Merging Main and West councils

Presidents of residence councils seek consultation on proposed amalgamation

Two residence councils could soon be joined if a new proposal is successful.

Main Campus Residence Council (MCRC) and Jean Royce Hall Council (JRHC) are currently in the consultation process over the proposed amalgamation.

On Oct. 25, MCRC President Tuba Chishti joined JRHC President Matt Sheculski at AMS Assembly to discuss the effects of the possible merge, which they’d been considering together since the summer.

The councils oversee the peer-based residence disciplinary system and organize events for those in residence.

Because the two councils perform virtually the same duties, they see little reason for them to be kept separate.

Although the AMS will have no formal vote in the process, the councils’ presidents agreed that their input would be valuable in compiling a comprehensive plan to bring back to their councils.

“We’re looking at whether or not it is beneficial for us to [amalgamate],” Chishti said.

Students were presented with the proposal and had an opportunity to provide feedback at last night’s MCRC constituency meeting and tonight at JRHC’s.

Sheculski and Chishti have also consulted the Senate Residence Committee and members of administration.

“The reason we’re really looking at that is because it means a consistent residence experience regardless of where first years are placed,” she said.

Chishti noted that some paid positions available to students on Main Campus aren’t available to those on West.

“Getting assigned a room is literally a lottery process and that shouldn’t affect whether or not you have opportunities for paid positions or whether you have more volunteer opportunities, or the kinds of services you get in residences.”

The amalgamation would look to increase first-year positions, while executive position salaries would go up about 5 per cent, Chishti said, due to their overseeing larger constituencies.

Budgeting for the possible union is still in the process but should the amalgamation be voted in, both councils will be able to utilize their carried over funds from previous years within their own residences.

However, a budget encompassing the entire amalgamated council will be put into place as well, Matt Sheculski, JRHC president, said.
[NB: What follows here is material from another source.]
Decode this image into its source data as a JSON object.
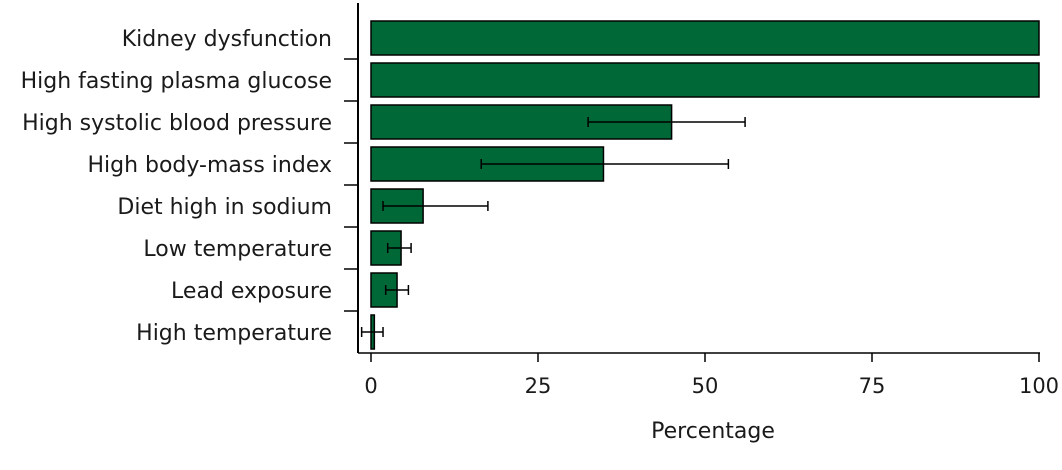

Sheculski also noted that the idea of amalgamation has been considered for at least three years. He said there was never any stated reason why the merging failed to go through.

The majority of AMS assembly members, in a non-binding vote, were in favour of this amalgamation.
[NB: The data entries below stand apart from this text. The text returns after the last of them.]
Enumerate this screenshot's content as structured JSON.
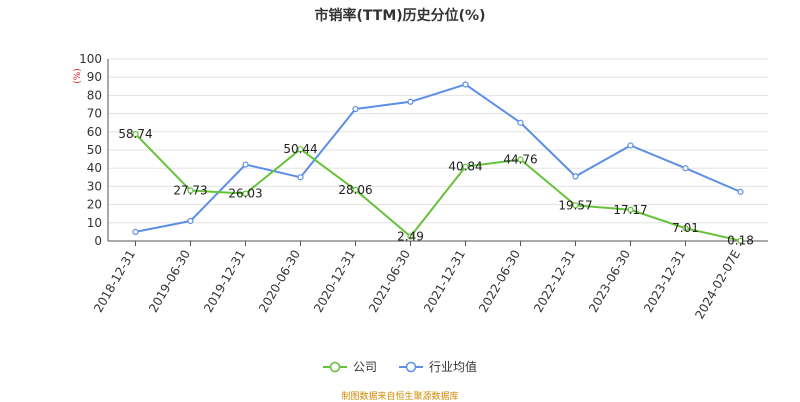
{
  "chart_data": {
    "type": "line",
    "title": "市销率(TTM)历史分位(%)",
    "ylabel": "(%)",
    "ylim": [
      0,
      100
    ],
    "yticks": [
      0,
      10,
      20,
      30,
      40,
      50,
      60,
      70,
      80,
      90,
      100
    ],
    "categories": [
      "2018-12-31",
      "2019-06-30",
      "2019-12-31",
      "2020-06-30",
      "2020-12-31",
      "2021-06-30",
      "2021-12-31",
      "2022-06-30",
      "2022-12-31",
      "2023-06-30",
      "2023-12-31",
      "2024-02-07E"
    ],
    "series": [
      {
        "name": "公司",
        "color": "#66c23a",
        "values": [
          58.74,
          27.73,
          26.03,
          50.44,
          28.06,
          2.49,
          40.84,
          44.76,
          19.57,
          17.17,
          7.01,
          0.18
        ],
        "show_labels": true
      },
      {
        "name": "行业均值",
        "color": "#5b8ee6",
        "values": [
          5,
          11,
          42,
          35,
          72.5,
          76.5,
          86,
          65,
          35.5,
          52.5,
          40,
          27
        ],
        "show_labels": false
      }
    ],
    "grid": true,
    "legend_position": "bottom-center",
    "source": "制图数据来自恒生聚源数据库"
  }
}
Each council will eventually hold a vote with its members in residence to determine if they’re in favour of combining the councils.

This vote could either come in the form of a referendum or the vote could go to the floor representatives from each residence or house council.

Chishti said she hopes to see the amalgamation process have a clear direction in the next two weeks.

She also hopes the final decision will be made by the end of the term to allow for a proper election process considering many positions may be changed or cut.

“We’ve put a lot of thought into it and we’re really open to either way happening, but it’s going to depend on what our residents think.”

A final report will be compiled on Wednesday and brought to the residents as the last report before the official voting process begins.